Javascript and devices in the Internet of Things

TesselA few new devices have been recently released that distinguish themselves by using Javascript for their programming.

As time has gone by, I’ve been becoming a bigger and bigger fan of Javascript, both for doing things myself and for teaching kids with. It’s very accessible, there are countless examples to draw upon, and the results are incredibly flexible. So it’s pleasing to see the possibility of taking some facility with Javascript from the screen and out into the real world of the Internet of Things.

There’s the Tessel. Tessel is an open-source microcontroller that is programmable in JavaScript and compatible with Node.js. It features built-in WiFi support and “plug and play” modules that can be installed with one line to the Node package manager (npm). All that in short makes it very easy to jump in and get things happening. The Tessel is being sold locally by GPIO Australia although it must be said that it’s both expensive and large, especially compared to recent releases like the Spark Core. The basic board is $99.
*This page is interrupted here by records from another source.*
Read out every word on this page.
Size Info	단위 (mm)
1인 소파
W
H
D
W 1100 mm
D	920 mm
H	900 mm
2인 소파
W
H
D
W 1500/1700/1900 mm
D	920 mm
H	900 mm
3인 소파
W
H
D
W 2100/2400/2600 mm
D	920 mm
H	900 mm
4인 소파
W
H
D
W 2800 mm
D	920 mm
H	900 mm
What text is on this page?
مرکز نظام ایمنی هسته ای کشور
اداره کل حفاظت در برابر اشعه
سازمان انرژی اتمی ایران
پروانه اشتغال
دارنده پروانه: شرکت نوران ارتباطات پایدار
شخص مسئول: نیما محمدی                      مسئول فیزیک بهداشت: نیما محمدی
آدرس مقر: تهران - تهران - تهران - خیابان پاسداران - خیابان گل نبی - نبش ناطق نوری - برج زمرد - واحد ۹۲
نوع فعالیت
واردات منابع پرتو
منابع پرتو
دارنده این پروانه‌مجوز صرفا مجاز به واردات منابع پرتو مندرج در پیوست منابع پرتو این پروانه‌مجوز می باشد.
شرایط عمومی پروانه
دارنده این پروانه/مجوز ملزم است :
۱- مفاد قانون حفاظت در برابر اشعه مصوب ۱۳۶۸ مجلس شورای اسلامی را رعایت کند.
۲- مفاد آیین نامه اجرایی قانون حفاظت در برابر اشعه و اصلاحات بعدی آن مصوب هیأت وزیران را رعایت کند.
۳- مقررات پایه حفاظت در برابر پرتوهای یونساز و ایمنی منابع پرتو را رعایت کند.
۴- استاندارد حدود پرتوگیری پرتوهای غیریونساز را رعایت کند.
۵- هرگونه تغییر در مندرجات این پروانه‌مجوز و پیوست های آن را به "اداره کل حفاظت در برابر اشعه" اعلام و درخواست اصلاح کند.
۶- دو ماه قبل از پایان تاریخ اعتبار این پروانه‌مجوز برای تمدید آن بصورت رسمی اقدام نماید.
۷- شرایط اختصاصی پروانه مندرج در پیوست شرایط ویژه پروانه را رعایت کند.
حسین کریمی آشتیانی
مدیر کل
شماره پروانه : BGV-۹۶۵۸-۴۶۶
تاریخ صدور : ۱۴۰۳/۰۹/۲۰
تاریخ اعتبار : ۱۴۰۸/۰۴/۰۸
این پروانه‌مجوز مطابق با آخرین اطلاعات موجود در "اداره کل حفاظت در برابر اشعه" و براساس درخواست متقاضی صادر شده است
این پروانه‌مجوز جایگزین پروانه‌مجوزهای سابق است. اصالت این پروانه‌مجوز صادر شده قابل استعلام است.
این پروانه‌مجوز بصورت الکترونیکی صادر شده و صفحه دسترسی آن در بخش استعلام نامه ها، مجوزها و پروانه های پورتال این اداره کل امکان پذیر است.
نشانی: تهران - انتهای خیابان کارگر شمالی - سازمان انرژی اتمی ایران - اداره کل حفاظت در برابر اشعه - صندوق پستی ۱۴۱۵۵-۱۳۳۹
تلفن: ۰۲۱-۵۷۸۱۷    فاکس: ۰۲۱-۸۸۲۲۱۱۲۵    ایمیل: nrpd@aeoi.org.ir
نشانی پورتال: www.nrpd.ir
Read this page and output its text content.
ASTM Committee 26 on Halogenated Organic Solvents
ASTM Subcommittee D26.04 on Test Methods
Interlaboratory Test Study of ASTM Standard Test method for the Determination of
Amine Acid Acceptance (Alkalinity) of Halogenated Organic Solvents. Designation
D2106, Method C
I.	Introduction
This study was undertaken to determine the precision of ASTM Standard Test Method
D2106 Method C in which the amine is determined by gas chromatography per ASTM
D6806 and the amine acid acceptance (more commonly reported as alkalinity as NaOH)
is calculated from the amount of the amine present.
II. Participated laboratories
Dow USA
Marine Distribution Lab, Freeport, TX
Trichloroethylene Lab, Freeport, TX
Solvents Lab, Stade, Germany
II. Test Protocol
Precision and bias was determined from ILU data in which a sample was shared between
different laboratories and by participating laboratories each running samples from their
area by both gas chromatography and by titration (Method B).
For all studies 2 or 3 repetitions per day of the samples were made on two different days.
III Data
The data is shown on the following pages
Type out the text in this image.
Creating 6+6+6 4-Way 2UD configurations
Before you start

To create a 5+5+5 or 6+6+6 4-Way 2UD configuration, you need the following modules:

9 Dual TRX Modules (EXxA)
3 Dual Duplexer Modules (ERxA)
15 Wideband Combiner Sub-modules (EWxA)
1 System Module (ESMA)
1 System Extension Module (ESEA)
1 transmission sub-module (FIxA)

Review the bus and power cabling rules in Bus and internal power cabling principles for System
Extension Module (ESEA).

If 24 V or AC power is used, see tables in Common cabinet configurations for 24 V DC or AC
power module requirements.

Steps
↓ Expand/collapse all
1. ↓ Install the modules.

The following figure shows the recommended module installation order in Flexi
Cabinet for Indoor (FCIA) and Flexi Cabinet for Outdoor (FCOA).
The Espruino appears to be a more polished option. It’s low-powered, runs Javascript without drivers, has a free web-based IDE and even has a graphical, Scratch-like, editor. The Espruino Pico, which has only recently come out of Kickstarter, is the same but shrunk down to teeny-tiny size. The basic Espriono 1.4 is available locally through Little Bird Electronics for $60. The big gap for the Espruino is that it does not come with WiFi.

Now I have to admit I haven’t tried these out yet, but the idea of being able to work with Javascript opens up significant possibilities and I’m looking forward to exploring them further. I’m lining up for a Espruino Pico and will report back once I’ve had a play.